兵庫県丹波篠山市にある国史跡「篠山城」の堀を散策していると、野鳥の「バン」に出会った。ハスの葉が埋め尽くす水辺はさぞ泳ぎにくかろうと思っていると、「ピョンッ」と葉の上に乗り、悠々と歩き始めた。その姿はまるで忍者のようだ。
全長約30センチ。体は全体的に黒く、額とくちばしが赤いのが特徴。水かきがないため泳ぎは苦手な一方、長い指を持ち、泥の中も器用に歩き回る。水田を外敵から守るとして、「田の番をする鳥」が名前の由来だそう。

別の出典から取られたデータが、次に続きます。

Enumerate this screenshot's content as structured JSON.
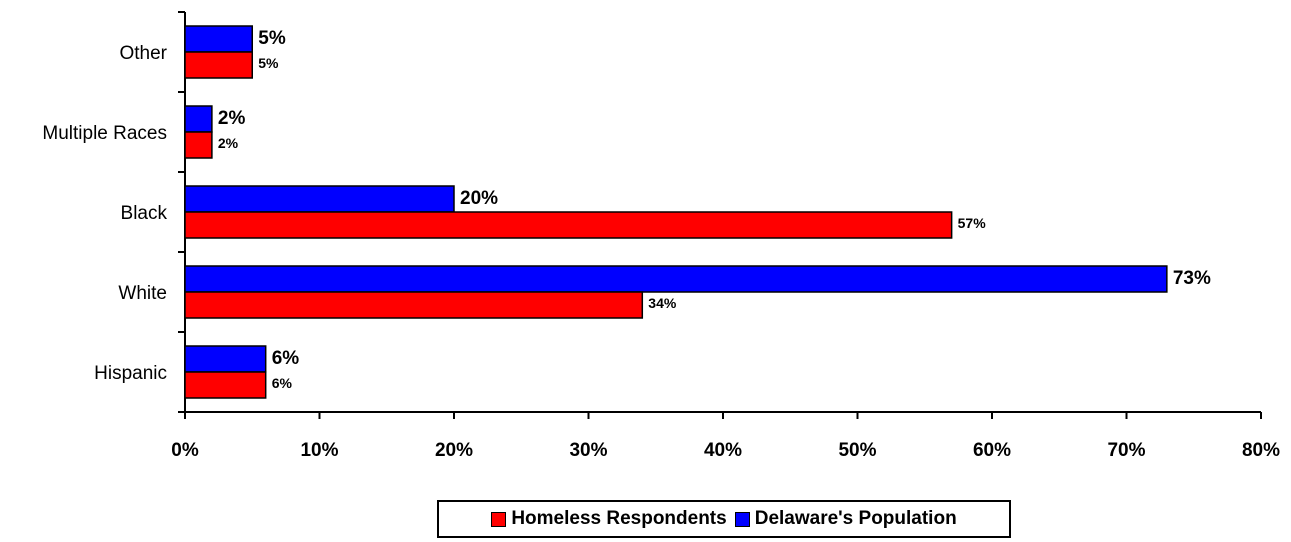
{
  "chart_data": {
    "type": "bar",
    "orientation": "horizontal",
    "categories": [
      "Hispanic",
      "White",
      "Black",
      "Multiple Races",
      "Other"
    ],
    "series": [
      {
        "name": "Homeless Respondents",
        "color": "#ff0000",
        "values": [
          6,
          34,
          57,
          2,
          5
        ],
        "labels": [
          "6%",
          "34%",
          "57%",
          "2%",
          "5%"
        ]
      },
      {
        "name": "Delaware's Population",
        "color": "#0000ff",
        "values": [
          6,
          73,
          20,
          2,
          5
        ],
        "labels": [
          "6%",
          "73%",
          "20%",
          "2%",
          "5%"
        ]
      }
    ],
    "xticks": [
      "0%",
      "10%",
      "20%",
      "30%",
      "40%",
      "50%",
      "60%",
      "70%",
      "80%"
    ],
    "xlim": [
      0,
      80
    ],
    "xlabel": "",
    "ylabel": "",
    "title": "",
    "grid": false,
    "legend_position": "bottom"
  }
}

時折、「キュルルル」と鳴き声を上げる様子を眺めていると、突然、ハスの上に乗り、お散歩開始。ハスの浮力にも驚かされるが、バンの器用な足さばきも見事で、葉から葉へとジャンプする姿も見られた。長い指が体重を分散しているのかもしれない。
ハスの葉が浮かぶ夏の間だけ見られる光景で、軽やかな身のこなしと赤い顔で葉の上をゆく姿は、水の上を走る忍術「水蜘蛛」を使った忍者のよう。思わず、「仮面の忍者 赤影参上」と渋い声でつぶやきたくなった。